Cuando uno de nosotros decía «tengo hambre», mi padre refutaba: «Ustedes no conocen el hambre; con suerte tienen apetito». Y era cierto, porque ni las peores penurias económicas nos llevaron a ese extremo de inanición que fuera común para muchas generaciones de europeos. Y contaba nuestro progenitor historias no tan lejanas, en la Galicia remota, cuando los inviernos rigurosos aniquilaban de muerte helada los plantíos (friaxe, fame e morte), obligando a los labradores a bajar a las ciudades para buscar ínfimos trabajos que les permitiesen satisfacer la más perentoria de las necesidades humanas. Si no había trabajo, quedaba el recurso de la iglesia parroquial o la vía ominosa de la mendicidad.
Sesudos economistas, de esos que recomiendan austeridad a los trabajadores, mientras ellos se sumen en el hartazgo, han hecho estudios demostrativos de lo fácil que es satisfacer el apetito básico y aun la imprescindible nutrición, con dietas a base de vegetales, como la soja y de múltiples granos sin refinar. El resultado es asombroso y entrega una cifra de consumo per cápita que haría dichosos a Horzt Paulmann y a su par Von Appen; algo así como el valor o coste de quince dólares mensuales por individuo. Imaginen a un millar de trabajadores elaborando, de manera incesante y progresiva, bienes de producción para estos amos mediante mano de obra ínfima.
El animal, una vez saciada su hambre, suele calmarse, reposar y dormirse, quizá con simples sueños de cuadrúpedo satisfecho, acariciado por visiones de verdes y jugosas praderas –si es un herbívoro-, o por ringleras de apetitosas y tiernas gacelas –si es un carnívoro-. No piensa en combinaciones de alimentos ni en tipos de preparación de tal o cual especie. Carece en su conciencia de esa «loca de la casa» con que metaforizamos la imaginación. Junto con el lenguaje, ésta es el arma más terrible que poseemos, porque torna ilimitadas nuestras necesidades, más que los granos de arena del desierto, llevándonos a aspirar de continuo a lo que no poseemos.
El hombre, pues, no suele saciarse. Busca nuevas expectativas de goce, disfrutes exóticos, placeres refinados. Y si logra la fatal y embriagadora dualidad, ese báculo que contiene el poder político y el económico, su alma se transformará en hidra devoradora de hombres, animales, árboles y cosas.

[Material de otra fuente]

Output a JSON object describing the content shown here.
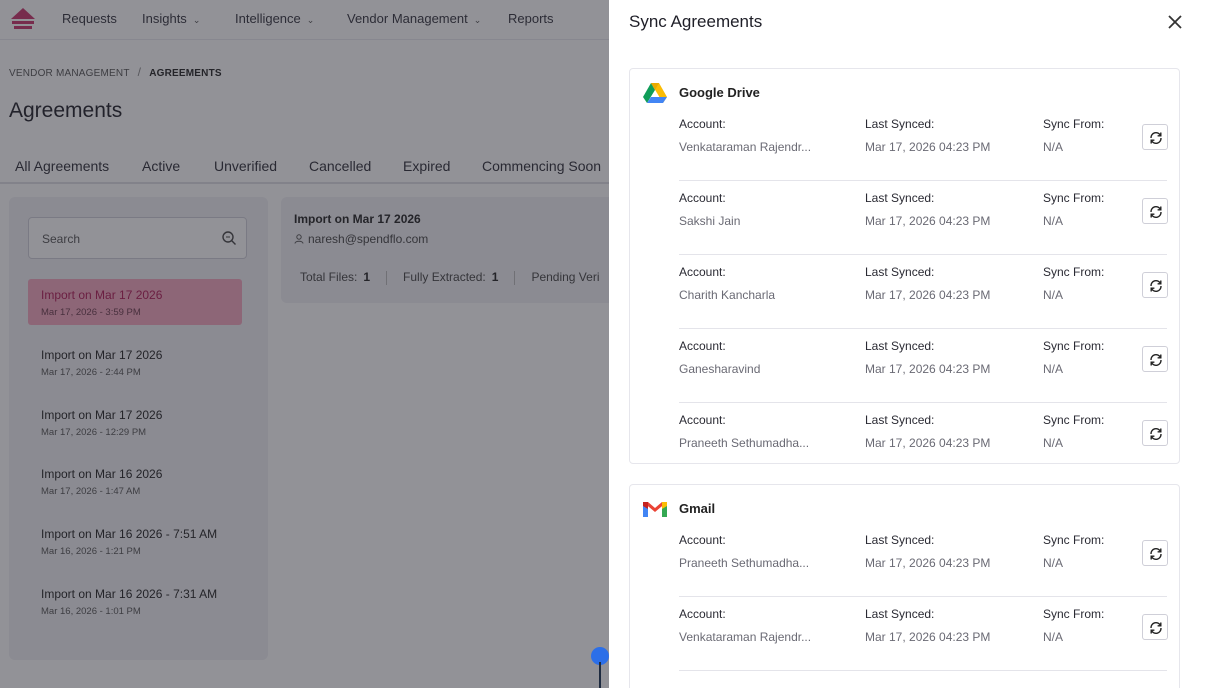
{
  "nav": {
    "items": [
      {
        "label": "Requests",
        "dropdown": false
      },
      {
        "label": "Insights",
        "dropdown": true
      },
      {
        "label": "Intelligence",
        "dropdown": true
      },
      {
        "label": "Vendor Management",
        "dropdown": true
      },
      {
        "label": "Reports",
        "dropdown": false
      }
    ],
    "brand_color": "#c8326a"
  },
  "breadcrumb": {
    "parent": "VENDOR MANAGEMENT",
    "separator": "/",
    "current": "AGREEMENTS"
  },
  "page_title": "Agreements",
  "tabs": [
    "All Agreements",
    "Active",
    "Unverified",
    "Cancelled",
    "Expired",
    "Commencing Soon"
  ],
  "search": {
    "placeholder": "Search"
  },
  "imports": [
    {
      "title": "Import on Mar 17 2026",
      "date": "Mar 17, 2026 - 3:59 PM",
      "selected": true
    },
    {
      "title": "Import on Mar 17 2026",
      "date": "Mar 17, 2026 - 2:44 PM",
      "selected": false
    },
    {
      "title": "Import on Mar 17 2026",
      "date": "Mar 17, 2026 - 12:29 PM",
      "selected": false
    },
    {
      "title": "Import on Mar 16 2026",
      "date": "Mar 17, 2026 - 1:47 AM",
      "selected": false
    },
    {
      "title": "Import on Mar 16 2026 - 7:51 AM",
      "date": "Mar 16, 2026 - 1:21 PM",
      "selected": false
    },
    {
      "title": "Import on Mar 16 2026 - 7:31 AM",
      "date": "Mar 16, 2026 - 1:01 PM",
      "selected": false
    }
  ],
  "detail": {
    "title": "Import on Mar 17 2026",
    "email": "naresh@spendflo.com",
    "total_files_label": "Total Files:",
    "total_files": "1",
    "fully_extracted_label": "Fully Extracted:",
    "fully_extracted": "1",
    "pending_label": "Pending Veri"
  },
  "drawer": {
    "title": "Sync Agreements",
    "labels": {
      "account": "Account:",
      "last_synced": "Last Synced:",
      "sync_from": "Sync From:"
    },
    "providers": [
      {
        "name": "Google Drive",
        "icon": "google-drive-icon",
        "accounts": [
          {
            "account": "Venkataraman Rajendr...",
            "last_synced": "Mar 17, 2026 04:23 PM",
            "sync_from": "N/A"
          },
          {
            "account": "Sakshi Jain",
            "last_synced": "Mar 17, 2026 04:23 PM",
            "sync_from": "N/A"
          },
          {
            "account": "Charith Kancharla",
            "last_synced": "Mar 17, 2026 04:23 PM",
            "sync_from": "N/A"
          },
          {
            "account": "Ganesharavind",
            "last_synced": "Mar 17, 2026 04:23 PM",
            "sync_from": "N/A"
          },
          {
            "account": "Praneeth Sethumadha...",
            "last_synced": "Mar 17, 2026 04:23 PM",
            "sync_from": "N/A"
          }
        ]
      },
      {
        "name": "Gmail",
        "icon": "gmail-icon",
        "accounts": [
          {
            "account": "Praneeth Sethumadha...",
            "last_synced": "Mar 17, 2026 04:23 PM",
            "sync_from": "N/A"
          },
          {
            "account": "Venkataraman Rajendr...",
            "last_synced": "Mar 17, 2026 04:23 PM",
            "sync_from": "N/A"
          }
        ]
      }
    ]
  }
}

Quizá las antiguas religiones fueron más sabias que los actuales movimientos ideológicos. Conocieron al ser humano y entendieron sus oscuros móviles. Procuraron cautelarlos, ponerles freno; entonces recurrieron al subterfugio hoy extemporáneo del pecado, que funcionó con regularidad decorosa hasta el advenimiento del mercantilismo y de su hijo pródigo y desbocado, el capitalismo, al que Max Weber considera otra forma de credo religioso, más feroz y corrosivo que todos los anteriores, y así lo define:
El Capitalismo tiene una estructura propia, que se pudo adherir a la formación religiosa del organismo anfitrión, que era más poderoso que su anfitrión y finalmente que el parásito capitalismo sólo pudo tomar el lugar del Cristianismo, porque este mismo ya se comportaba de manera parasitaria con respecto a la culpa (Schuld) por él supuesta. El Cristianismo no se habría metamorfoseado en capitalismo si no lo hubiera sido ya estructuralmente, es decir, si no hubiera sido ya un sistema construido… en torno a un déficit, a una carencia, a una falta, a una deuda. («Perdona nuestras deudas, así como nosotros perdonamos a nuestros deudores», según prescribe la oración fundamental del Cristianismo).
De ahí se deduce y establece que el bien supremo de la sociedad es el derecho de propiedad, que se ubica, por lo tanto, por sobre otros, como el de la vida, el del trabajo, el de la educación, etcétera, todos ellos supeditados a los deberes y servidumbres del poseer: ser dueño de o no ser nada. Lo que atente contra esto se erige en la más terrible amenaza, en el peor de los crímenes sociales.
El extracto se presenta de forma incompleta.